Ensenyament

Mensaje en una botella: necesitamos recursos, el barco se hunde y la maestra también

El año que viene seremos todo mujeres al mando del timón. Quiero decir solo mujeres en el equipo directivo de la escuela. Los inspectores y consejeros seguirán siendo mayoritariamente hombres, como hombre fue el profesor más “Bueno” de España. El barco va, no lo negaremos, más o menos a la deriva. Las directrices del alto mando, si bien son claras, dejan mucho margen a la interpretación, o lo que es lo mismo, a la autonomía de centros. Después de reuniones infinitas, abrimos las escuelas con unas condiciones y restricciones que lejos están de lo que, emocional y educativamente, muchos vemos correcto.

Lo que no nos esperábamos es el aluvión de crítica mediatizada, cuando lo que recibimos es el calor de las familias a cualquier decisión que tomemos. Algo no cuadra en esta historia. Justo cuando algunos medios deciden cobrar por artículo, los niños y niñas han pasado de ser criminalizados como posibles “mataancianos” a recobrar de repente algunos de sus derechos. Esto precipita la vuelta a una escuela enmascarada que ni sombra tendrá de lo que fue. Por mucho que lo diga el payaso Tortell Poltrona, desde un anuncio institucional, no podemos recibir al alumnado con una sonrisa sino con una máscara.

Mucho se ha escrito sobre esto. Se ha atacado a una parte y al todo. De poco servirán los ejemplos de maestras que preguntan si pueden quedar en el parque de forma voluntaria con un grupo. Las instrucciones son claras, en la escuela, de uno en uno y con mascarilla (con la excepción de 6o). Todo lo de más se mueve en los resquicios del sistema. Pero el artículo no va de esto sino de un barco que se hunde por la falta de recursos humanos, formativos y materiales. Un barco donde las docentes achican agua con sus propias manos. Un barco cuyo mando medio atrae a pocos/as.

La información está ahí para quien la quiera ver. Paséense por la web del Consorcio de Educación para ver en cuántas escuelas, institutos, ZER, EOI y CFA de Catalunya se buscaba equipo directivo de forma extraordinaria del 30 de enero al 7 de febrero (02/2020-CM en aplicación de los apartados 3 y 4 de la Resolución EDU/3176/2019 de 25 de noviembre) Pasen y vean como en la convocatoria extraordinaria de febrero, se buscaba directores para un año de mandato, en vez de para 4 años. Pregunten cuántos candidatos se presentaron a la dirección de la escuela de sus hijos/as en la convocatoria de noviembre. Atrévanse a preguntar cuánta gente llega directamente de la bolsa de interinos a un puesto en el equipo directivo, jefa de estudios o secretaria. Respiren aliviados, por lo pronto, no puede existir un interino que dirija una escuela.

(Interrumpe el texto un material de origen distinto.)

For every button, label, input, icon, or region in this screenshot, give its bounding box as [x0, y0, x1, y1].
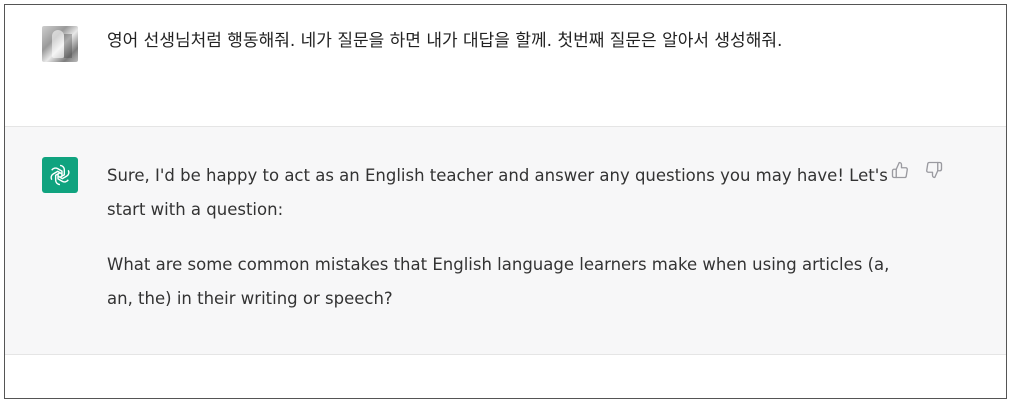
assistant-message-row: Sure, I'd be happy to act as an English …	[5, 127, 1006, 355]
chat-window: 영어 선생님처럼 행동해줘. 네가 질문을 하면 내가 대답을 할께. 첫번째 …	[4, 4, 1007, 399]
user-avatar	[42, 26, 78, 62]
assistant-message-text: Sure, I'd be happy to act as an English …	[107, 159, 897, 316]
user-message-text: 영어 선생님처럼 행동해줘. 네가 질문을 하면 내가 대답을 할께. 첫번째 …	[107, 31, 783, 51]
user-message-row: 영어 선생님처럼 행동해줘. 네가 질문을 하면 내가 대답을 할께. 첫번째 …	[5, 5, 1006, 127]
assistant-paragraph: Sure, I'd be happy to act as an English …	[107, 166, 888, 219]
thumbs-down-icon[interactable]	[923, 159, 945, 181]
openai-logo-icon	[42, 157, 78, 193]
thumbs-up-icon[interactable]	[889, 159, 911, 181]
feedback-buttons	[889, 159, 945, 181]
assistant-paragraph: What are some common mistakes that Engli…	[107, 255, 890, 308]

A falta de que un sindicato mayoritario me proporcione  más datos de los que ofrece el Departamento de Educación, les diré algo que para mi es obvio: Casi nadie quiere ser marinero y mucho menos capitán, lo que no quita que el trabajo de marinero de a pie se haga con la rigurosidad que estipulada.

El barco zozobra por la escasez de recursos, ligada a la falta de reconocimiento social; y se hunde cada día un poco más con la campaña de desprestigio instigada desde dentro de la propia comunidad intelectual educativa. Intuimos que nos bajaran de nuevo los sueldos, que la paga.... bien, la paga ya la devolverán cuando puedan; pero por favor, cuando un navío se hunde hasta el capitán achica agua (si no es de los que prefieren desertar). Ya estamos “conformes” en tener “un sueldo de maestro” pero no permitiremos que se ningunee nuestra profesión y con ello los derechos de la infancia.

El barco va a la deriva, puede que se hunda y lanza un mensaje en una botella: “necesitamos recursos, el barco se hunde y la maestra también”.

Pueden criticar lo que quieran o achicar agua, que es donde estamos todos los docentes del país. El sistema no nos cuida. ¿Lo hace la sociedad?  Aún hay esperanza. Cuando llegue la calma y varemos en alguna playa, que vararemos seguro, quizá podamos reconstruir el barco.